Russian President Vladimir Putin is diving headfirst into an unprecedented—and irreversible—public image disaster over the war in Ukraine.
Long gone are the days of carefully staged photoshoots of Putin riding a horse bare-chested, or diving into rivers to find ancient Greek urns. Now, images of Volodymyr Zelensky visiting Ukrainian soldiers in combat zones across the country stand in stark contrast with reports of the Russian president holding court in the Kremlin and meeting with ministers and generals at comically long tables.
And when the Russian president did finally travel to the war zone, the image he struck shocked former aides and public relations experts.

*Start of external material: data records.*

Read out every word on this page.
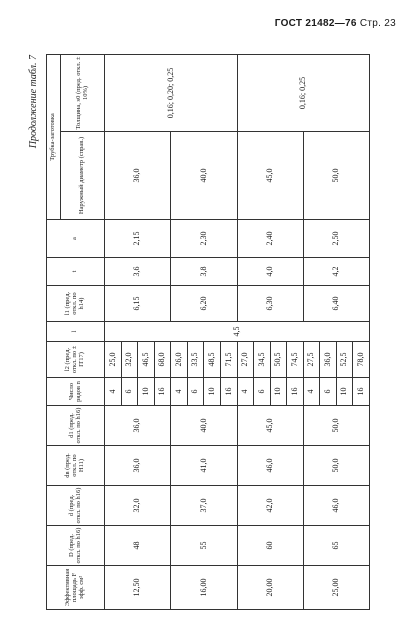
ГОСТ 21482—76 Стр. 23
Продолжение табл. 7
Эффективная площадь F эфф. см²	D (пред. откл. по h16)	d (пред. откл. по h16)	dв (пред. откл. по H11)	d1 (пред. откл. по h16)	Число рядов n	l2 (пред. откл. по ± IT17)	l	l1 (пред. откл. по h14)	t	a	Трубка-заготовка	
											Наружный диаметр (справ.)	Толщина, s0 (пред. откл. ± 10%)
12,50	48	32,0	36,0	36,0	4	25,0	4,5	6,15	3,6	2,15	36,0	0,16; 0,20; 0,25
					6	32,0						
					10	46,5						
					16	68,0						
16,00	55	37,0	41,0	40,0	4	26,0		6,20	3,8	2,30	40,0	
					6	33,5						
					10	48,5						
					16	71,5						
20,00	60	42,0	46,0	45,0	4	27,0		6,30	4,0	2,40	45,0	0,16; 0,25
					6	34,5						
					10	50,5						
					16	74,5						
25,00	65	46,0	50,0	50,0	4	27,5		6,40	4,2	2,50	50,0	
					6	36,0						
					10	52,5						
					16	78,0						
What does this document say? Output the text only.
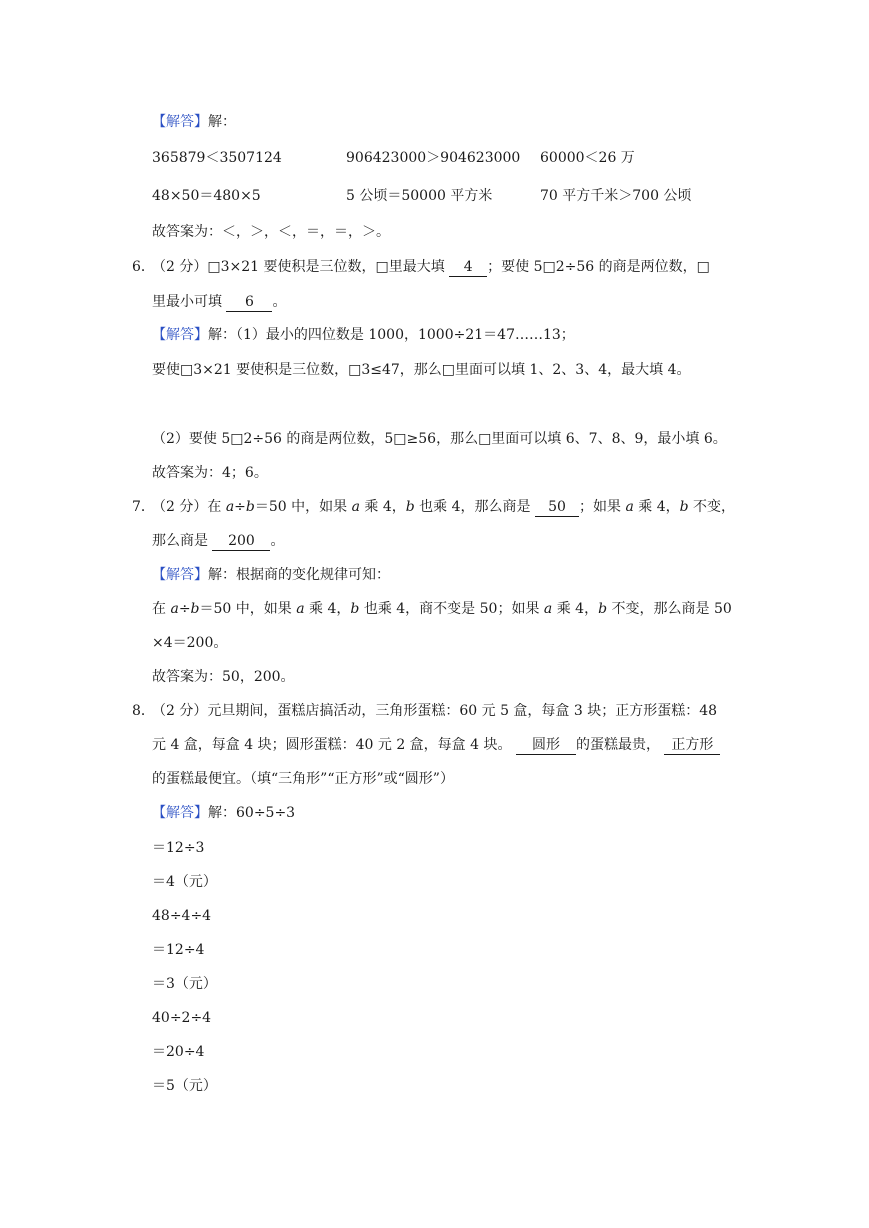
【解答】解：
365879＜3507124	906423000＞904623000 60000＜26 万
48×50＝480×5	5 公顷＝50000 平方米	70 平方千米＞700 公顷
故答案为：＜，＞，＜，＝，＝，＞。
6．
（2 分）□3×21 要使积是三位数，□里最大填 4 ；要使 5□2÷56 的商是两位数，□
里最小可填 6 。
【解答】解：（1）最小的四位数是 1000，1000÷21＝47……13；
要使□3×21 要使积是三位数，□3≤47，那么□里面可以填 1、2、3、4，最大填 4。
（2）要使 5□2÷56 的商是两位数，5□≥56，那么□里面可以填 6、7、8、9，最小填 6。
故答案为：4；6。
7．
（2 分）在 a÷b＝50 中，如果 a 乘 4，b 也乘 4，那么商是 50 ；如果 a 乘 4，b 不变，
那么商是 200 。
【解答】解：根据商的变化规律可知：
在 a÷b＝50 中，如果 a 乘 4，b 也乘 4，商不变是 50；如果 a 乘 4，b 不变，那么商是 50
×4＝200。
故答案为：50，200。
8．
（2 分）元旦期间，蛋糕店搞活动，三角形蛋糕：60 元 5 盒，每盒 3 块；正方形蛋糕：48
元 4 盒，每盒 4 块；圆形蛋糕：40 元 2 盒，每盒 4 块。 圆形 的蛋糕最贵， 正方形
的蛋糕最便宜。（填“三角形”“正方形”或“圆形”）
【解答】解：60÷5÷3
＝12÷3
＝4（元）
48÷4÷4
＝12÷4
＝3（元）
40÷2÷4
＝20÷4
＝5（元）
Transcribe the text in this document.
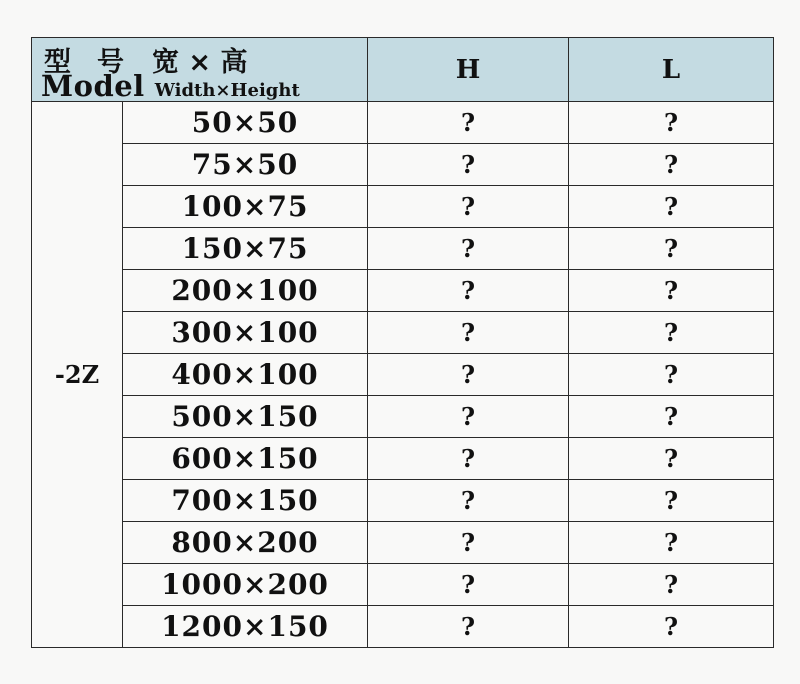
型 号 宽 × 高
Model Width×Height		H	L
-2Z	50×50	?	?
	75×50	?	?
	100×75	?	?
	150×75	?	?
	200×100	?	?
	300×100	?	?
	400×100	?	?
	500×150	?	?
	600×150	?	?
	700×150	?	?
	800×200	?	?
	1000×200	?	?
	1200×150	?	?
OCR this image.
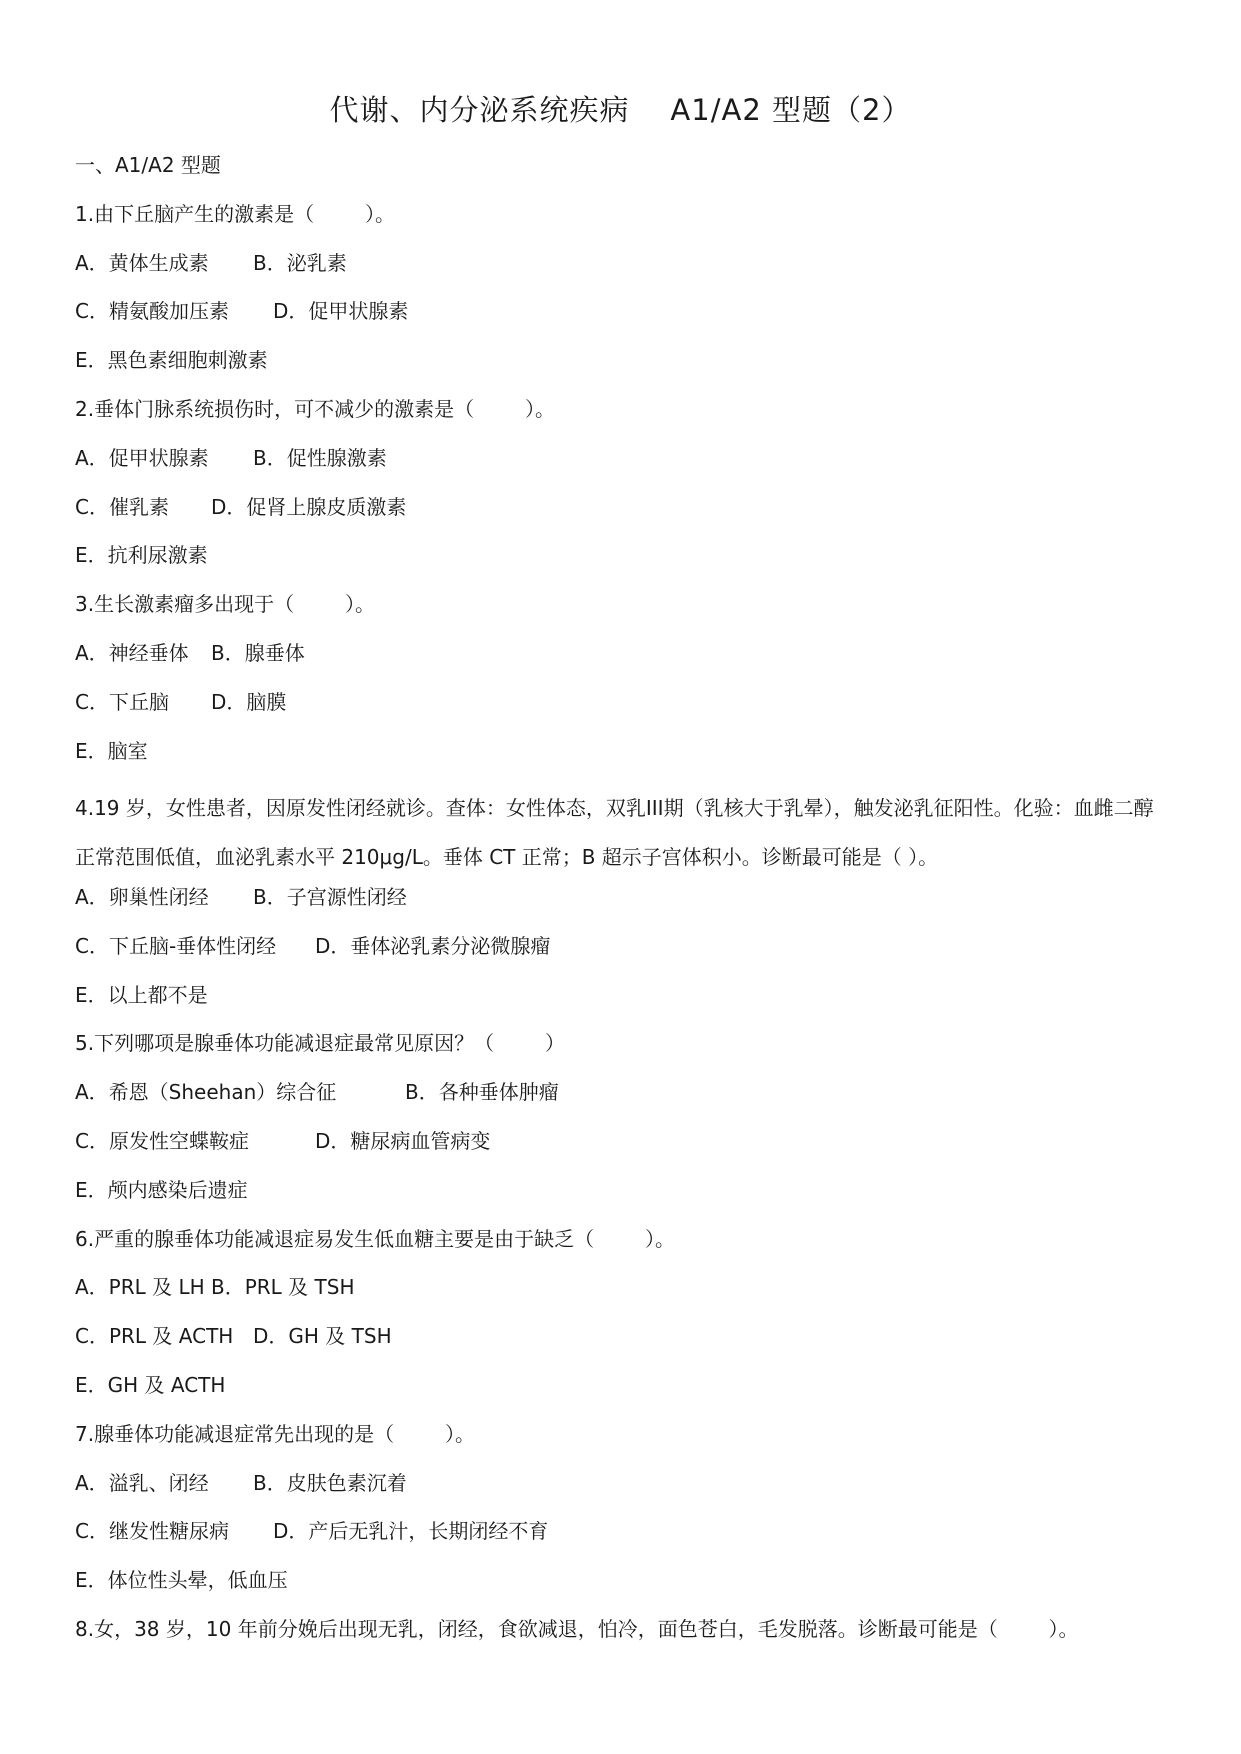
代谢、内分泌系统疾病    A1/A2 型题（2）
一、A1/A2 型题
1.由下丘脑产生的激素是（        ）。
A．黄体生成素 B．泌乳素
C．精氨酸加压素 D．促甲状腺素
E．黑色素细胞刺激素
2.垂体门脉系统损伤时，可不减少的激素是（        ）。
A．促甲状腺素 B．促性腺激素
C．催乳素 D．促肾上腺皮质激素
E．抗利尿激素
3.生长激素瘤多出现于（        ）。
A．神经垂体 B．腺垂体
C．下丘脑 D．脑膜
E．脑室
4.19 岁，女性患者，因原发性闭经就诊。查体：女性体态，双乳III期（乳核大于乳晕），触发泌乳征阳性。化验：血雌二醇正常范围低值，血泌乳素水平 210μg/L。垂体 CT 正常；B 超示子宫体积小。诊断最可能是（ ）。
A．卵巢性闭经 B．子宫源性闭经
C．下丘脑-垂体性闭经 D．垂体泌乳素分泌微腺瘤
E．以上都不是
5.下列哪项是腺垂体功能减退症最常见原因？（        ）
A．希恩（Sheehan）综合征	B．各种垂体肿瘤
C．原发性空蝶鞍症	D．糖尿病血管病变
E．颅内感染后遗症
6.严重的腺垂体功能减退症易发生低血糖主要是由于缺乏（        ）。
A．PRL 及 LH B．PRL 及 TSH
C．PRL 及 ACTH D．GH 及 TSH
E．GH 及 ACTH
7.腺垂体功能减退症常先出现的是（        ）。
A．溢乳、闭经 B．皮肤色素沉着
C．继发性糖尿病 D．产后无乳汁，长期闭经不育
E．体位性头晕，低血压
8.女，38 岁，10 年前分娩后出现无乳，闭经，食欲减退，怕冷，面色苍白，毛发脱落。诊断最可能是（        ）。
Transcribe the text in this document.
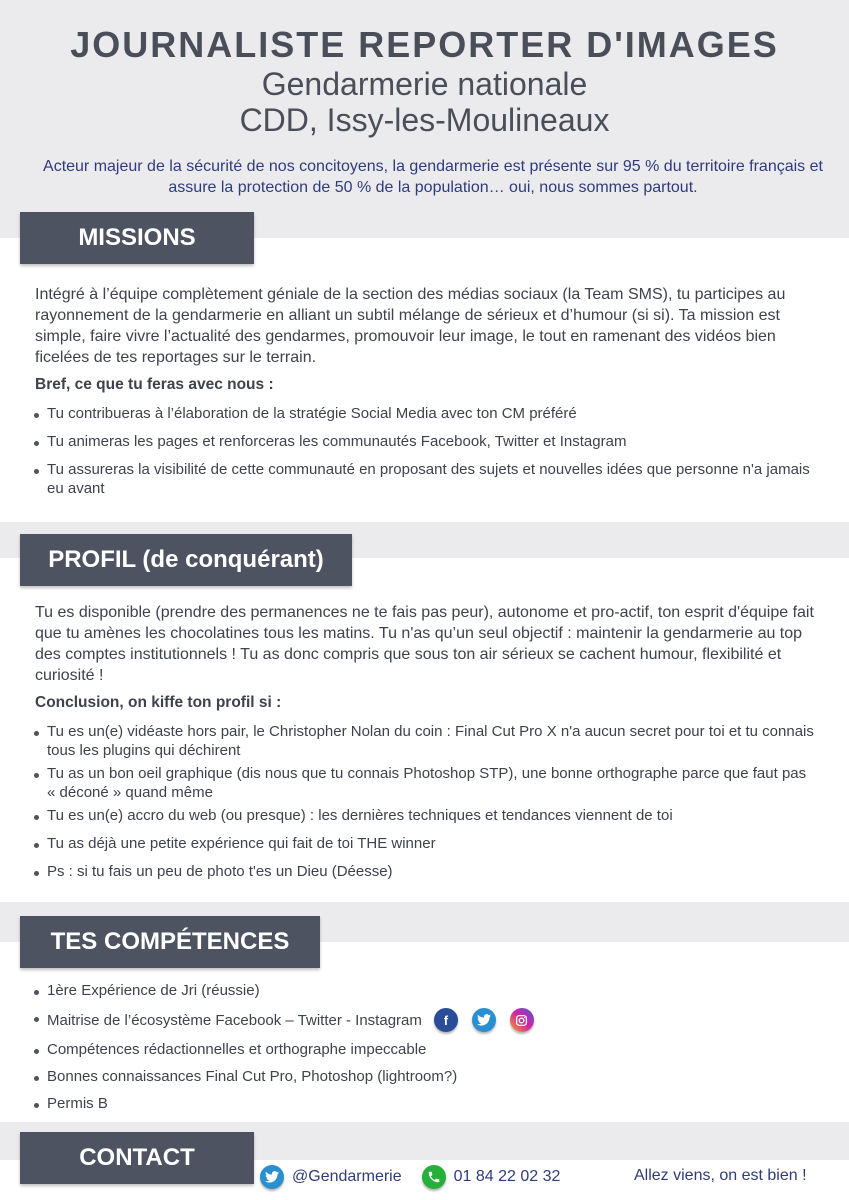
JOURNALISTE REPORTER D'IMAGES
Gendarmerie nationale
CDD, Issy-les-Moulineaux
Acteur majeur de la sécurité de nos concitoyens, la gendarmerie est présente sur 95 % du territoire français et assure la protection de 50 % de la population… oui, nous sommes partout.
MISSIONS
Intégré à l’équipe complètement géniale de la section des médias sociaux (la Team SMS), tu participes au rayonnement de la gendarmerie en alliant un subtil mélange de sérieux et d’humour (si si). Ta mission est simple, faire vivre l’actualité des gendarmes, promouvoir leur image, le tout en ramenant des vidéos bien ficelées de tes reportages sur le terrain.
Bref, ce que tu feras avec nous :
Tu contribueras à l’élaboration de la stratégie Social Media avec ton CM préféré
Tu animeras les pages et renforceras les communautés Facebook, Twitter et Instagram
Tu assureras la visibilité de cette communauté en proposant des sujets et nouvelles idées que personne n'a jamais eu avant
PROFIL (de conquérant)
Tu es disponible (prendre des permanences ne te fais pas peur), autonome et pro-actif, ton esprit d'équipe fait que tu amènes les chocolatines tous les matins. Tu n'as qu’un seul objectif : maintenir la gendarmerie au top des comptes institutionnels ! Tu as donc compris que sous ton air sérieux se cachent humour, flexibilité et curiosité !
Conclusion, on kiffe ton profil si :
Tu es un(e) vidéaste hors pair, le Christopher Nolan du coin : Final Cut Pro X n'a aucun secret pour toi et tu connais tous les plugins qui déchirent
Tu as un bon oeil graphique (dis nous que tu connais Photoshop STP), une bonne orthographe parce que faut pas « déconé » quand même
Tu es un(e) accro du web (ou presque) : les dernières techniques et tendances viennent de toi
Tu as déjà une petite expérience qui fait de toi THE winner
Ps : si tu fais un peu de photo t'es un Dieu (Déesse)
TES COMPÉTENCES
1ère Expérience de Jri (réussie)
Maitrise de l’écosystème Facebook – Twitter - Instagram	f
Compétences rédactionnelles et orthographe impeccable
Bonnes connaissances Final Cut Pro, Photoshop (lightroom?)
Permis B
CONTACT
@Gendarmerie	01 84 22 02 32	Allez viens, on est bien !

A day after the International Criminal Court issued a warrant for his arrest for war crimes this month—the Kremlin announced that Putin had flown by helicopter to Mariupol and driven a car into the city. Russian officials released a shaky, amateur-style video of the Russian president looking quite miserable, nervously playing with the zipper of his parka with sounds of explosions in the background.
“Putin’s left his comfort zone in the bunker, where he has spent three years, and it is phenomenal to see how his publicity stunts have degraded,” long-time Kremlin observer, Olga Bychkova, a former presenter on Echo of Moscow radio station, told The Daily Beast. “He is surrounded by security guards. No professional cameramen have access to him any longer.”
So, how did the Russian president’s macho publicity stunts take such a nosedive?
“When I met with Putin in the Kremlin for the first time, I was 22 years old. He was a total superman, he had all the power there was,” one exiled former member of Putin’s ruling party, Robert Schlegel, told The Daily Beast of his meeting with the Russian president in 2006. Back then, Putin was welcoming young nationalist activists into his sphere of influence, including Schegel, a member of the pro-Kremlin youth movement “Nashi” at the time.
First as a Kremlin activist, then as parliament member, Schlegel was responsible for filming several pro-Putin propaganda videos that he’s now ashamed of.
“The promotional videos for United Russia were produced by political analysts and television channels like Channel One and NTV. Those same people, like Ernst, worked on Putin’s image,” Schlegel told The Daily Beast, referring to Konstantin Ernst, the director of Channel One. “Putin was half-God for everybody who believed in him. Now he is older, and indeed, a significant amount of his time he spends in some bunker with a limited number of people who have access.”
Schlegel ultimately served as a lawmaker in Putin’s system for 10 years—until, he said, he could no longer stand it. The former parliament member left the United Russia party in 2016 and now lives in Germany.
“The video they took of him for the New Year speech was totally unprofessional, it was probably made by somebody from the federal security service,” Schlegel said, referring to a bizarre video of Putin commenting on the war during a champagne toast. (“There is a lot of noise now about our strikes on the energy infrastructure of the neighboring country. Yes, we are doing that,” the Russian president said in the clip.)
Meanwhile, Moscow’s clampdown on Putin’s critics is in full gear. Last week, Russian authorities broke into the offices of Nobel Peace Prize-winning human rights group Memorial and confiscated three decades worth of archives documenting the Kremlin’s human rights abuses.
“How truly lost he is.”
The image of Putin playing his piano, singing “Blueberry Hill” on stage with Kevin Costner, Sharon Stone, Monica Bellucci, and other Western idols is a far cry from the current image of the Russian president as a lonely, isolated man.
One of the original masterminds of Putin’s early publicity stunts is Marat Gelman, the Kremlin’s former political technologist. In an interview with The Daily Beast, he recalled the summer of 1999, when only about 2 percent of Russians knew who Putin even was.
“I regret that time and my role now, of course. The idea was to stage scenes of Putin being active, traveling, doing things, solving problems without saying a word,” Gelman, who is now an art collector and gallerist, told The Daily Beast. “I wrote texts that were published in newspapers as his, and at some point they put billboards around St. Petersburg with words by Jean Baudrillard, presented as Putin’s. We all giggled quietly at the campaign headquarters.”
Gelman remembers Putin as very quiet, obeying his campaign managers without question, she said.
“He was not afraid, it seemed he did not care much if he would lose, but now he is really terrified, because of the real danger he is facing,” Gelman told The Daily Beast. “He has burnt everything… And people around him must also be terrified, because they know much more than all of us about how truly lost he is.”